The cardinal was just a young boy when the Nazis invaded Poland in 1939 and sent him as a forced laborer to the wheat fields of the German Reich.
The dual experience of Nazism and Communism bred in him a deep-seated wariness toward both West and East. It contributed to Cardinal Glemp’s vision of the Catholic Church as protector of the common man against the powerful.
Born December 18, 1929, in the western town of Inowroclaw, he enrolled at the seminary in Gniezno in 1950 and was ordained a priest six years later. He was sent to study in Rome, where he earned civil and canon law degrees from the Pontifical Lateran and Gregorian Universities during the Second Vatican Council.
In 1967, he became secretary to Cardinal Stefan Wyszynski of Warsaw. Ordained bishop of Warmia in 1979, he held the post for just two years until, to the surprise of many, he was named to succeed Cardinal Wyszynski in the Archdioceses of Warsaw and Gniezno.
By his September 1981 installation, Poland was strike-bound, with the Communist Party and Solidarity labor movement bracing themselves for a showdown.
His meetings with Poland’s Communist strongman, General Wojciech Jaruzelski, fueled accusations that he was too ready to accept the regime’s promises. The verb “to glemp,” meaning to please both sides, was coined.
At the same time, throughout the 1980s, his 500-member aid committee provided shelter for harassed opposition members and their families; and he was known for frequent hard-hitting sermons, as well as for
allowing Catholic churches to host independent groups and activities forbidden under the Communist regime.
After Communist rule collapsed, he was at the forefront of struggles to ensure that the Church and its teachings remained prominent in a democratic Poland. Yet he also provoked controversy.
In August 1989, he angered Jewish groups by defending a Carmelite convent at the former Nazi concentration camp at Auschwitz. In 1992, he offended AIDS victims by branding the disease a “moral evil.” In 1998, striking farmers threatened to sue when he accused them of resorting to terrorism.
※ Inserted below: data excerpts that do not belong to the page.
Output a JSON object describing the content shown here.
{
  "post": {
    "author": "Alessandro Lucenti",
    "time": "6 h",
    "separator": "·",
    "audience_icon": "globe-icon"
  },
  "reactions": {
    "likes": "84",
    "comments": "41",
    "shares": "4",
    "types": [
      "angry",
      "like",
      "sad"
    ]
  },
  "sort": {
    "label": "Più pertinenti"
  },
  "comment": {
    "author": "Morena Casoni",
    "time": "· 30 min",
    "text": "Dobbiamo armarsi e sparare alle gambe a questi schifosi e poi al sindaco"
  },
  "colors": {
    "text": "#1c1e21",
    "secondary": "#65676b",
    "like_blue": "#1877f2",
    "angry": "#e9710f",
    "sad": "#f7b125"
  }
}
Yet the cardinal showed a readiness to confront thorny issues, actively encouraging Catholic-Jewish contacts and taking the lead in highlighting the plight of those with HIV/AIDS.
In the telegram, Pope Benedict wrote that “love of God and love for the Church, and concern for the life and dignity of every person, made him an apostle of unity in the face of division, of harmony in the face of conflict and of the need for the joint building of a happy future” that recognized both the richness and the painful experiences of Polish history.
Cardinal Glemp resigned as archbishop of Gniezno in 1992, when the Vatican restructured the Polish Church, but he continued as archbishop of Warsaw until 2006 and as administrator of the archdiocese until 2007.
During his 25 years as Warsaw archbishop, he ordained more than 1,200 priests, created 118 parishes and consecrated 59 new churches. He hosted visits by Blessed John Paul II multiple times and by Pope Benedict in 2006.
His death left the College of Cardinals with 210 members, 119 of whom were under the age of 80 and therefore eligible to vote in a conclave.